たいすけも拍手をした。しかし彼はいつも見ているだけだ。

「たいすけは跳ばないの?」

「俺はいいや、見てるだけで」

「楽しいのに」

見馴れない女の子が体育館に入った。まっすぐこっちへ向かってきた。

「私にも跳ばせてくれないかな?」

そう言うと、130センチにあげたバーに向かって走り出した。軽々とバーを越える。なっぴには彼女も由美子と同じく、空で自由に動けるように見えた。

 「やるわね、私も跳ぶわ」

続けて由美子がバーをクリヤーした。最後には記録を更新し、150センチを由美子が跳んだところで一段落した。


 「ところで、わたしなっぴ。こっちが由美子、あなたは?」

「黒崎まい」

「まいちゃんか、うちの学校? 初めて見るんだけど」

由美子が不思議そうに言った。

「転校の手続きにきたところ、三年二組よ」

「エー、凄い、凄い。同じクラスだね」

なっぴは嬉しくてたまらなかった。たいすけもまんざらでなかった。


 「そろそろ、戻らないと。またね、なっぴ、由美子それと……」

「たいすけ、俺、たいすけ」

慌てて自己紹介した彼の様子が、おかしくてみんな笑った。

 体育館から出ると、まいは脇の草むらに向かってつぶやいた。

「今のうちならまだ、あんたにだって勝てるかもね」

そして、次の瞬間、こう叫んだ。

「召還!『ガマギュラス』」

彼女がそう叫ぶと闇の中から、黒い霧が現れた。人間界に来るために小型になった『ガマギュラス』を霧が包み込み、その霧の全てが体に吸い込まれていった。
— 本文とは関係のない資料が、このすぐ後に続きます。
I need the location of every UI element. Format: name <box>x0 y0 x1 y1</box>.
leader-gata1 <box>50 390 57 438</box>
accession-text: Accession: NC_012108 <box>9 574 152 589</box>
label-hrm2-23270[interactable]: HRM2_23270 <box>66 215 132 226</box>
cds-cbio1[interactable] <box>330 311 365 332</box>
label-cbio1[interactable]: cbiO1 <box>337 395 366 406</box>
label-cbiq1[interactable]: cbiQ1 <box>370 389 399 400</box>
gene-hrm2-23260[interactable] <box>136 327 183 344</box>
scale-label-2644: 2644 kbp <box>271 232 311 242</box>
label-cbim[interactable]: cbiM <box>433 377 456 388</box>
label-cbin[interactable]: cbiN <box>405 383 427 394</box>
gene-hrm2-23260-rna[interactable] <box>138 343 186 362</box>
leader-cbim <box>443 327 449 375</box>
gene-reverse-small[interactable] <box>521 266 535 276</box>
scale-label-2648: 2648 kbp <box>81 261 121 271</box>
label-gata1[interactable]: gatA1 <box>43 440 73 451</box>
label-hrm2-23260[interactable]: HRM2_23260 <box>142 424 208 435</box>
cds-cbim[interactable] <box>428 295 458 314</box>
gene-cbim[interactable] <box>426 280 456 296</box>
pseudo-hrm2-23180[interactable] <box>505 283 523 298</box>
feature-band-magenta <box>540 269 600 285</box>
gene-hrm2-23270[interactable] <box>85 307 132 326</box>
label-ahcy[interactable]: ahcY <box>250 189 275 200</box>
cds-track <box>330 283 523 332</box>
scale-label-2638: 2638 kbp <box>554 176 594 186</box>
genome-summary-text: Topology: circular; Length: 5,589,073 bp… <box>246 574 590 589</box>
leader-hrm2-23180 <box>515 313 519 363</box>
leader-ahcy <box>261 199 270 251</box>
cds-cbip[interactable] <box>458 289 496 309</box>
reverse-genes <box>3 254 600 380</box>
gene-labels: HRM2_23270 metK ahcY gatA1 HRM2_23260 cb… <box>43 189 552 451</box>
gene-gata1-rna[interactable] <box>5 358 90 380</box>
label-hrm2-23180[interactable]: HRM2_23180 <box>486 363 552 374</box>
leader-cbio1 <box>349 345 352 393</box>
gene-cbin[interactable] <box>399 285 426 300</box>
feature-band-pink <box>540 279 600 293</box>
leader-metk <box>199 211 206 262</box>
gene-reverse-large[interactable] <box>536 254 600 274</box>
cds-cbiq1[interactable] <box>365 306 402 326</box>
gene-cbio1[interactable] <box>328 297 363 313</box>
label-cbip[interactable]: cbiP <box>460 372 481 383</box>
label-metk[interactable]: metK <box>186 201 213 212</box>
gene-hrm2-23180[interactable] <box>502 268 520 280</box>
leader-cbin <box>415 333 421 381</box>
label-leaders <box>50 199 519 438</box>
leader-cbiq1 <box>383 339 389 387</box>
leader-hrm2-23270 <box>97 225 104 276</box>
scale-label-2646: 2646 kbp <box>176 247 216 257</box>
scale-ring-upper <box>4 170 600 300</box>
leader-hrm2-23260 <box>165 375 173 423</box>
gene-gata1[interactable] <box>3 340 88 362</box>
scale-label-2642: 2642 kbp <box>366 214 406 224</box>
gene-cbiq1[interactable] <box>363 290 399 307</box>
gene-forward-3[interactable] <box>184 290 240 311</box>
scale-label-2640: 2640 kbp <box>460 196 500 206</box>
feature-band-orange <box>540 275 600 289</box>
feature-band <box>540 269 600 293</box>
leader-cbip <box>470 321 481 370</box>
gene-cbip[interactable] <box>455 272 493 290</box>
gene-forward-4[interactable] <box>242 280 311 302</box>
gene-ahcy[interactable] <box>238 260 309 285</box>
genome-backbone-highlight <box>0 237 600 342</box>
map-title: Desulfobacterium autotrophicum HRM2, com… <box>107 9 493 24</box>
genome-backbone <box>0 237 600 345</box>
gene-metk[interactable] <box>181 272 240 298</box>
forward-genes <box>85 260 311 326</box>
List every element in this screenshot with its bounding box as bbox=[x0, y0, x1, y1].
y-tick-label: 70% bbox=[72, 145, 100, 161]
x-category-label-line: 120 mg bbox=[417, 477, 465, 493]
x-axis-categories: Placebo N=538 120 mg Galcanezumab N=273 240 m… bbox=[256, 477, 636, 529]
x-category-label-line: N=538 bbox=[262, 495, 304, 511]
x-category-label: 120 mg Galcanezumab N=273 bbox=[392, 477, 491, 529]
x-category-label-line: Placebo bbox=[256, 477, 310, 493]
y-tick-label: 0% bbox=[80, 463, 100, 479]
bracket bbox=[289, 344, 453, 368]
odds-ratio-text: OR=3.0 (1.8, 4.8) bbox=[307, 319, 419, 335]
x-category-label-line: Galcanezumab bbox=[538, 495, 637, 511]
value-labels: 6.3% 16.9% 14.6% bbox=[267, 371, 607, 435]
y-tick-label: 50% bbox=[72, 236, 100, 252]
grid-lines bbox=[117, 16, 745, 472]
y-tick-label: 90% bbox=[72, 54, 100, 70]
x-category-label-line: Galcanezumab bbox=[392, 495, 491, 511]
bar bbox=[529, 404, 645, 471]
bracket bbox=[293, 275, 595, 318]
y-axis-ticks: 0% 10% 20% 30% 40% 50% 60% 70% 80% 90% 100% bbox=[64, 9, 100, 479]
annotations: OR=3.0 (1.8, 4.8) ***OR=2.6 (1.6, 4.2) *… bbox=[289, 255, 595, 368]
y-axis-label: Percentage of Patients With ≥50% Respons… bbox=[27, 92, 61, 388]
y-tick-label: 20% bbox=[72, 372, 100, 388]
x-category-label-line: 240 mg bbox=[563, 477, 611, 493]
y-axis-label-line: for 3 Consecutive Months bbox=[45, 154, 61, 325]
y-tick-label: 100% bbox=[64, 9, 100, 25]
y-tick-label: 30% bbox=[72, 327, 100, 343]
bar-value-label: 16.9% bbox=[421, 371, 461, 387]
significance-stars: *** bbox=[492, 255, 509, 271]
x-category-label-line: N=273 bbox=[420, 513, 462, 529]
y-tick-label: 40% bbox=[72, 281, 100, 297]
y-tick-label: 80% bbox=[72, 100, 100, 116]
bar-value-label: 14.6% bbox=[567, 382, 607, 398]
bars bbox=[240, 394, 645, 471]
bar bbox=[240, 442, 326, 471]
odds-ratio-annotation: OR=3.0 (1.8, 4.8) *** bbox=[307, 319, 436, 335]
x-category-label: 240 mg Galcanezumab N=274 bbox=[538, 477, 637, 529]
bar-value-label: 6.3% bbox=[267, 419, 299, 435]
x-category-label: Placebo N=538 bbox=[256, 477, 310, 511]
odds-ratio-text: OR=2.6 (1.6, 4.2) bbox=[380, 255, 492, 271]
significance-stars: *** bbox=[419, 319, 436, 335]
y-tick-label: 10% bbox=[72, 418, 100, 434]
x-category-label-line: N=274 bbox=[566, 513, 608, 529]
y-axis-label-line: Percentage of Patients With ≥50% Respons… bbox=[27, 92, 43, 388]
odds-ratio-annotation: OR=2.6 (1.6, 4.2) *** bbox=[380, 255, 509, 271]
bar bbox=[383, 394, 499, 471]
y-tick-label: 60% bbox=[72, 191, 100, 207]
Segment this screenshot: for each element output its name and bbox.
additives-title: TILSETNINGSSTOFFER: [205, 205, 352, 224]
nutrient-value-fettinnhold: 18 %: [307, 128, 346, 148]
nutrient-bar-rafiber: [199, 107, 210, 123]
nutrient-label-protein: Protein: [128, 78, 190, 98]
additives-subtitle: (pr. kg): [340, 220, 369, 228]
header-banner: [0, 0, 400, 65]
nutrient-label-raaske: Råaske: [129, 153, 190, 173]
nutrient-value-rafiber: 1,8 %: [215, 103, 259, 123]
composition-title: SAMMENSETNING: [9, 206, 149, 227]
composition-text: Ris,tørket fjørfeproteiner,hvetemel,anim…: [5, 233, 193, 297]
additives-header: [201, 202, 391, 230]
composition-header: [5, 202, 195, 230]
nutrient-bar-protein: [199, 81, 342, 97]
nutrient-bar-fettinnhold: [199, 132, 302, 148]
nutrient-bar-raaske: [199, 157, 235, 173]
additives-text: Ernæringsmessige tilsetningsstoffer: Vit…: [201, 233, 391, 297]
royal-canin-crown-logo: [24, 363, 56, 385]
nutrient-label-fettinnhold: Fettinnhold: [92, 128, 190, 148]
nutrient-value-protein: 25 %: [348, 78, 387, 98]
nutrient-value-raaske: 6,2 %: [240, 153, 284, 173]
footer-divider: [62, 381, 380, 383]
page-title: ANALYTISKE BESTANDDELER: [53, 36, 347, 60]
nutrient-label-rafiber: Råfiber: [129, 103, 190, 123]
「さあ行きなさい、そして『テンテン』を殺しておしまいっ!」


 突然、体育館に青草のような匂いがした。三人が振り返ると、入り口からおぞましい生き物がゆっくりと進んできた。大人ほどの身長のある『昆虫人(ムシビト)』だ。逆三角の顔には数本の緑色の筋が入り、大きな目玉は左右を睨んでいる。

「ゲフフッ、これよこれ。この体さえあれば最初から簡単だったのにな…」

『ガマギュラス』は、ぺろりと自分の鋭いカマを舐めた。